Fraud (1): 98 transactions (only ~0.17% → extremely imbalanced)



### 🧪 PCA-Transformed Features:
Features V1 to V28 are PCA components → real transaction features anonymized.

These preserve pattern and variance but obscure sensitive data — a common step in financial datasets for privacy.



### 🧼 Data Quality:
✅ No missing values

🔁 Low multicollinearity among features (confirmed via correlation heatmap)


### 💡 Insight:
The dataset is highly imbalanced and preprocessed using PCA, which helps with privacy but still needs techniques like SMOTE for better fraud detection.

### ⚖️ 2. Class Imbalance Handling
Problem: Very few fraud cases in training data → risk of models being biased toward "normal" transactions.

Solution: Applied SMOTE (Synthetic Minority Oversampling Technique)

Before SMOTE:
Normal: 45,487 | Fraud: 82

After SMOTE:
Normal: 45,487 | Fraud: 45,487 (Balanced dataset)


#### 📌 Insight:
SMOTE creates synthetic fraud examples, increasing the model’s ability to identify frauds while maintaining the original data integrity — especially important for improving recall (catching actual frauds).


### 🧠 3. Models Used
You used three supervised learning models:

Logistic Regression

Random Forest

Gradient Boosting


### 📈 4. Model Evaluation
✅ Logistic Regression
Recall (Fraud): 0.88

Precision (Fraud): 0.06

AUC: 0.9374

⚠️ Warning: Model hit max iterations (you may want to increase max_iter)

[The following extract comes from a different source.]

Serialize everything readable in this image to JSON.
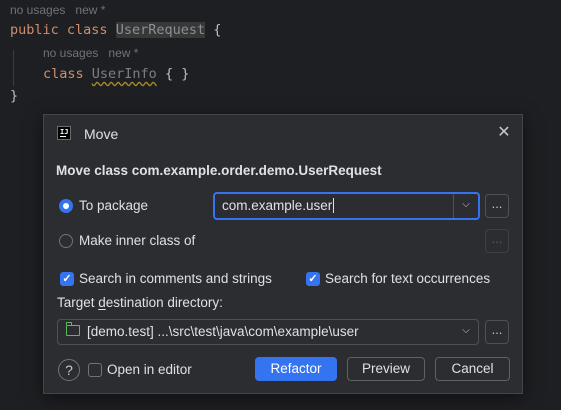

High recall but very low precision — flags too many false positives. This is common with logistic regression when classes are highly imbalanced or complex boundaries exist.

✅ Random Forest
Recall (Fraud): 0.81

Precision (Fraud): 0.87

AUC: 0.9296

Accuracy: ~100%

Insight:

Well-balanced model — catches most frauds and minimizes false positives. Strong precision and recall. Good for production.

✅ Gradient Boosting
Recall (Fraud): 0.88

Precision (Fraud): 0.29

AUC: 0.9809 (highest)

False Positives: 34 (a bit more than RF)

Insight:

Best AUC and recall, but lower precision than RF. Gradient Boosting is aggressive in identifying fraud but has a higher false positive rate.

### 📊 5. ROC Curve Analysis
Gradient Boosting clearly has the best ROC curve (AUC = 0.981), meaning it's best at separating fraud from non-fraud across all thresholds.

Random Forest is also strong with a good balance.

Logistic Regression performs adequately but suffers in precision.